Una nuova prospettiva per l’arte che diventa contenitore di messaggi visivi ed emotivi in linea con le trasformazioni della realtà sociale di quegli anni. Il linguaggio della poesia visiva nasce quale risposta alla proliferazione di immagini tipiche della società dei consumi, utilizzando i suoi stessi mezzi, manipolandoli e decodificandoli. L’artista si concentra sulle ricerche verbo visive che prendono le mosse da un’analisi del linguaggio dei mass-media e delle tecnologie che lo supportano, per assumerlo come linguaggio artistico, stravolgendone il significato per rovesciare i rapporti sociali in una sorta di giocosa rivoluzione. Immagini e oggetti sono assemblati in un ritmo visivo a metà strada tra Pop Art e Nouveau Réalisme.
Leggerezza e ironia, ma anche senso di inquietudine e sfiducia nella complessa traiettoria dell’esistenza attraversano l’opera di Francesco Vaccarone. Nelle sue rappresentazioni forme e linee si inseguono a formare e frantumare figure ora dai colori accesi e avvolgenti, ora più tenui, ma sempre combinati con originalità e fantasia attraverso cui ripensare ad un possibile incontro tra l’uomo e quanto è a lui vicino. Quanto accade fuori e interiormente la sua esistenza è restituito mediante l’uso di simbologie che si annidano in diverse sue descrizioni sia riferite a luoghi a lui cari come le cinque terre, sia ai gabbiani, ai clochard e ad altri aspetti del paesaggio dove si muovono e agiscono anche figure umane.
Entro quegli spazi liberi e avvolgenti in cui armonia costruttiva e equilibrio di forme si confondono, in un susseguirsi di poesia e leggerezza, malinconia e solitudine, si può intravedere un percorso /lungo cui viaggiano in silenzio gli interrogativi dell’uomo sul suo destino, le cui risposte sembrano celarsi nei simboli che la realtà porta con sé.
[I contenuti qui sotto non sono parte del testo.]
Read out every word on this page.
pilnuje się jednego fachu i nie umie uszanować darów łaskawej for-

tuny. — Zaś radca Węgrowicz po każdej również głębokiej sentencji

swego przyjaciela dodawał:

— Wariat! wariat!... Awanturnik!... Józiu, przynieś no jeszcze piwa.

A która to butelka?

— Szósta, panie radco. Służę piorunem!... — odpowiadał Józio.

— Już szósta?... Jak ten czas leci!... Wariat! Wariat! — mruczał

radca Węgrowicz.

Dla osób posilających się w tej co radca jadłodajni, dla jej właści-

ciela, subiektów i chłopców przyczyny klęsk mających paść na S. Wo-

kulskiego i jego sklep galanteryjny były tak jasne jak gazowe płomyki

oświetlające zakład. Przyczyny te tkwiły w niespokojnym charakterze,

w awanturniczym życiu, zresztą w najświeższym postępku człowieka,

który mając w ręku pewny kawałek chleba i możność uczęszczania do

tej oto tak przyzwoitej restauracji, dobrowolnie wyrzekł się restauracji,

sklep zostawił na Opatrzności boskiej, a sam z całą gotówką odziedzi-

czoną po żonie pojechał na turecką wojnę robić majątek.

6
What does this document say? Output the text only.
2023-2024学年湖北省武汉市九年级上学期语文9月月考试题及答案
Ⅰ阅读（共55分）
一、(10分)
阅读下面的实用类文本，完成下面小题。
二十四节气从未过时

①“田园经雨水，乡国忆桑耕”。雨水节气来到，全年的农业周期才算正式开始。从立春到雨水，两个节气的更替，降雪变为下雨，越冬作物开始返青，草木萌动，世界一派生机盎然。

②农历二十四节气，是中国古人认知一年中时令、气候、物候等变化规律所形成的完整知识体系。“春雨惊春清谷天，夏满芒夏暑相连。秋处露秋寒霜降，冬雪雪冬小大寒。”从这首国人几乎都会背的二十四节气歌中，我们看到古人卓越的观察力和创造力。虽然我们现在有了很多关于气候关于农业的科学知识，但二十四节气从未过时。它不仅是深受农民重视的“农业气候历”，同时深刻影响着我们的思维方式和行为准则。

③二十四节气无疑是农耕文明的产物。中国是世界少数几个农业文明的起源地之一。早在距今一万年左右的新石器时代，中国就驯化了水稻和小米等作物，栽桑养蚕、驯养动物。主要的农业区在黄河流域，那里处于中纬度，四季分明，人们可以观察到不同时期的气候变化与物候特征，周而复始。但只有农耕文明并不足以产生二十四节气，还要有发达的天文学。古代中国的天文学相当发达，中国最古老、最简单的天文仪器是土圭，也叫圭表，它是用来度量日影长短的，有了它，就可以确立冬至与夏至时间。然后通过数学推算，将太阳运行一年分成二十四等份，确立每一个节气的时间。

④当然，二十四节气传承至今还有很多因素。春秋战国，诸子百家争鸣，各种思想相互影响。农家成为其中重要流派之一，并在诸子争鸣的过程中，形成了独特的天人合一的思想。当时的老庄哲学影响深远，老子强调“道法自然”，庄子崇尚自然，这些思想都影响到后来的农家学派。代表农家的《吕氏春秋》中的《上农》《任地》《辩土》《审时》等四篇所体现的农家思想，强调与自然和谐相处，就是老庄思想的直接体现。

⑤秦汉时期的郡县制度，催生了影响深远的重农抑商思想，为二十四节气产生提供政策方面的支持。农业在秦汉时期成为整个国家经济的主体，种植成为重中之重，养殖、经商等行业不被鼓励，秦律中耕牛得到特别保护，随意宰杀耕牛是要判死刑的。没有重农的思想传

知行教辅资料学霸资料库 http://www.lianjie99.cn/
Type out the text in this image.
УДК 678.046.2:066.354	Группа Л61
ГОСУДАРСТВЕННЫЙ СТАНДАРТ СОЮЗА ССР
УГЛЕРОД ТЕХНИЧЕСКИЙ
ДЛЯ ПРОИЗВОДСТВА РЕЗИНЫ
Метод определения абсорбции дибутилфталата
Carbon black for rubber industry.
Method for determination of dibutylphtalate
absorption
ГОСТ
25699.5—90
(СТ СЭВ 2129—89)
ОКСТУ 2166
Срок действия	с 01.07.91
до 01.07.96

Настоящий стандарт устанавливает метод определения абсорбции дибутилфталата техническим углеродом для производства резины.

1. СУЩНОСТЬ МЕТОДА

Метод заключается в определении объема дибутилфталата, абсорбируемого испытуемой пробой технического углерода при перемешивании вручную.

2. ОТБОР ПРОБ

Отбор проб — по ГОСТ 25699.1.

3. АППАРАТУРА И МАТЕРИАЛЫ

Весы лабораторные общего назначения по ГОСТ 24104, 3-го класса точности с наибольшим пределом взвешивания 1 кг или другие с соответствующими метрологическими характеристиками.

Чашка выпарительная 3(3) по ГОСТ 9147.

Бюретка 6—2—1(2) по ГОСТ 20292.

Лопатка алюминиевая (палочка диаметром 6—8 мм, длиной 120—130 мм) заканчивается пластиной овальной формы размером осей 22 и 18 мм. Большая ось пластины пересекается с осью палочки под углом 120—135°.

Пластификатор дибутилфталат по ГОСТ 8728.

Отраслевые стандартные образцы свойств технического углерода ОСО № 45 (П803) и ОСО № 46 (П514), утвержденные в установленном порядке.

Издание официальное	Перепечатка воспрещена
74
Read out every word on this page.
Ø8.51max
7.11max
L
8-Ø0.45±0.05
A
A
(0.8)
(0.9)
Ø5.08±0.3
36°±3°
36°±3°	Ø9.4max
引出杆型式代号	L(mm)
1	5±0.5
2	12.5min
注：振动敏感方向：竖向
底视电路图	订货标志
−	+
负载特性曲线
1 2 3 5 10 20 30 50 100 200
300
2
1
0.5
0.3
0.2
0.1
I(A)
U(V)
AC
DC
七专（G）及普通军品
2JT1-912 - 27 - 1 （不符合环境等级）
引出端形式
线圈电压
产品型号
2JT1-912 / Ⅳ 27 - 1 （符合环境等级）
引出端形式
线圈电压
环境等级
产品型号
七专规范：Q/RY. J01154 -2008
Tra i numerosi musei e spazi pubblici e privati italiani e stranieri in cui Francesco Vaccarone ha esposto va citato il Castello Aragonese di Ischia dove ha preso parte alla collettiva “Don Chisciotte della Mancia” dal 19 settembre al 30 ottobre del 1992.
GENOVA 1965- LA POESIA VISIVA
DI FRANCESCO VACCARONE
a cura di Valerio Dehò
Museo d’Arte Contemporanea/ Villa Croce
Genova Via Jacopo Rufffini,3
Fino al 6 marzo 2016
Ingresso libero
Francesco Vaccarone
Note biografiche
Francesco Vaccarone, nato a La Spezia il 4 ottobre 1940, si dedica giovanissimo alla pittura sotto la guida di G. U. Caselli e di G. Bellani, dedicandosi contemporaneamente a studi classici e filosofici. Dal 1957 al 1964 presenta le sue prime mostre personali e prende parte a numerose mostre collettive in molte città italiane, utilizzando un linguaggio creativo figurativo che guarda con attenzione all’espressionismo tedesco. Dal 1965 incomincia ad interessarsi alle ricerche verbo visive in stretto contatto con artisti e poeti attivi in quel periodo (Gruppo 63, Tre Rosso, il Gruppo 70 di Firenze, LineaSud di Napoli), e fa parte del Gruppo Studio di Genova. Il Gruppo partecipa all’aggiornamento culturale della città con la fondazione delle riviste “Marcatrè” e “Tre Rosso” ed è sostenuto dalla galleria-club La Carabaga che tra il 1963 e il 1965 realizza una serie di esposizioni dedicate alla poesia visiva. Nel 1970 si sposta a Roma dove perfeziona le sue conoscenze delle tecniche calcografiche presso la stamperia il Cigno e frequenta vari artisti tra cui Marini, Gentilini, Raphael Mafai, Zancanaro, Guttuso, Fieschi. Sono degli anni Settanta due dei suoi più importanti cicli i “Gabbiani” e i “Clochards”. Nel 1973 viene pubblicata la prima monografia dedicata al suo lavoro, con prefazione di Enzo Carli e del poeta Dino Carlesi, a cura della Galleria d’Arte Macchi di Pisa. Numerose sue mostre sono state allestite in Italia ed in Svizzera e negli anni ha ricevuto prestigiosi riconoscimenti.